L'IS, ralliée dès sa création par les plasticiens
d'avant garde du lettrisme et du groupe Cobra, se veut aussi le seul
mouvement
qui puisse répondre au projet de l'artiste authentique. Les
situationnistes
voient en l'art une richesse de dépassement, une explosion qui
menace
les structures de la société. Ils veulent mettre
l'équipement
matériel à la disposition de la créativité
de tous, comme partout les masses s'efforcent de le faire dans le
moment
de la révolution. Dans les premières années de son
existence, l'IS se manifeste essentiellement par l'activité de
ses
artistes : l'Italien Pinot Gallizio, le Danois Asger Jorn, le
Hollandais
Constat...
DEBORD ET
VANEIGEM
Fondateur
de l'IS, le Français Guy Debord (1931 1994) est l'auteur de La
société
du spectacle (1967), sans doute l'un des plus grands textes sur le
capitalisme
contemporain et son système d'illusions. Debord conçoit
l'ouvrage
comme une critique du règne irresponsable de la marchandise et
des
méthodes des gouvernements modernes.

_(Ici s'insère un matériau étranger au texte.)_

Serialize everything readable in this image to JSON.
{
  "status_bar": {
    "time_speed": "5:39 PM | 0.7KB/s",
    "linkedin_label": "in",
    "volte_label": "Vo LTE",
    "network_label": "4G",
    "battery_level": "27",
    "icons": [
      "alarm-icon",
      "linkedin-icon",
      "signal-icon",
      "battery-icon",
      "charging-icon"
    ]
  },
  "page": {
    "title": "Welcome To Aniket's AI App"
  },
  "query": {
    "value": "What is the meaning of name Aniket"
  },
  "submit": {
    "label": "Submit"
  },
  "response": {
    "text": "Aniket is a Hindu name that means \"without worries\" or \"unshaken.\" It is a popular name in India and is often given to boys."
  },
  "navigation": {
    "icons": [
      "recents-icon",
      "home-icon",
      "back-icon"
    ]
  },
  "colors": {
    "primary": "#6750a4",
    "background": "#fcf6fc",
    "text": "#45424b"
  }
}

Vingt ans après la
sortie
de La société du spectacle, son auteur constate que les
faits
lui ont donné raison : voici donc une société qui
s'annonce démocratique, quand elle est parvenue au stade du
spectaculaire
intégré... Une société qui met en
scène
un consensus trompeur : C'est la première fois dans l'Europe
contemporaine,
écrit il dans ses Commentaires sur la société du
spectacle
(1988), qu'aucun parti ou fragment de parti n'essaie plus de seulement
prétendre qu'il tenterait de changer quelque chose d'important.

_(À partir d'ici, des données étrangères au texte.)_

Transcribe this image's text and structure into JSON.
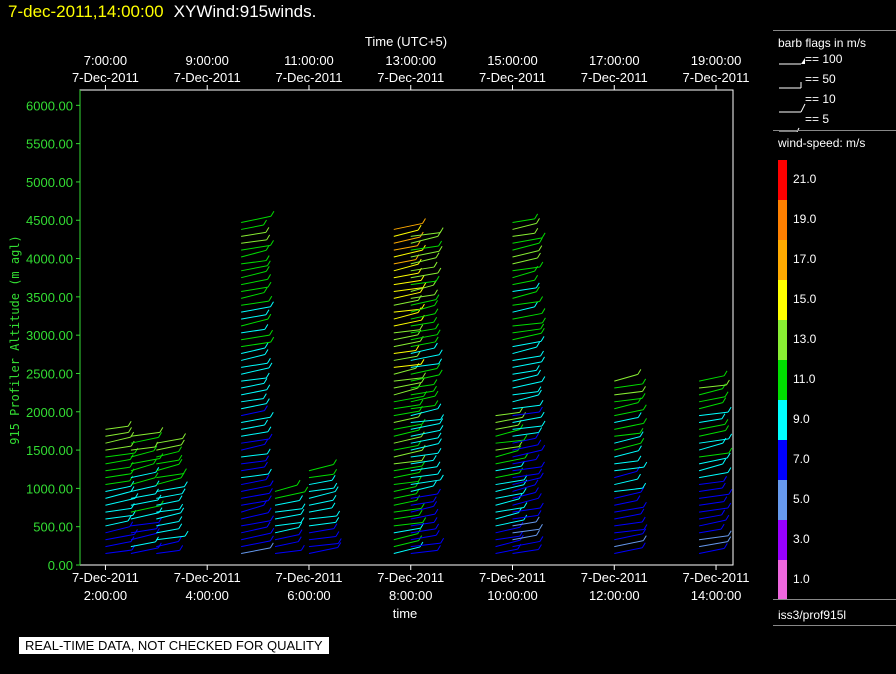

Autre grand théoricien de l'IS, l'essayiste belge Raoul Vaneigem
a posé quelques uns des grands principes du mouvement dans son
Traité
de savoir vivre à l'usage des jeunes générations
(1967)
: refus radical de la société de consommation,
dénonciation
de ses contraintes et de sa tendance à l'uniformisation, combat
écologique dans un souci libérateur... Dans Le livre des
plaisirs (1979), il invite les vivants à la jouissance sans
contrepartie
pour en finir une fois pour toutes avec une civilisation marchande en
voie
d'effondrement.
INSPIRATIONS
SITUATIONNISTES
Les
situationnistes refusent toute idéologie, davantage encore les
organisations
qui en découlent (appareils, partis et syndicats) et le pouvoir
qui s'y attache. D'où leur souci de chercher leur inspiration
à
sources multiples et diverses : Hegel, Fourier, Clausewitz, Marx,
Baltasar
Gracian, Gyorgy Lukacs, Omar Khayyam, Sade, Lautréamont, Babeuf,
Lacenaire, Stirner, Léhautier, Vaillant, Henry, Villa, Zapata,
Makhno...
Sans oublier l'alcool et 13, rue de l'Espoir, BD sentimentale
publiée
par France Soir, dans les années 60.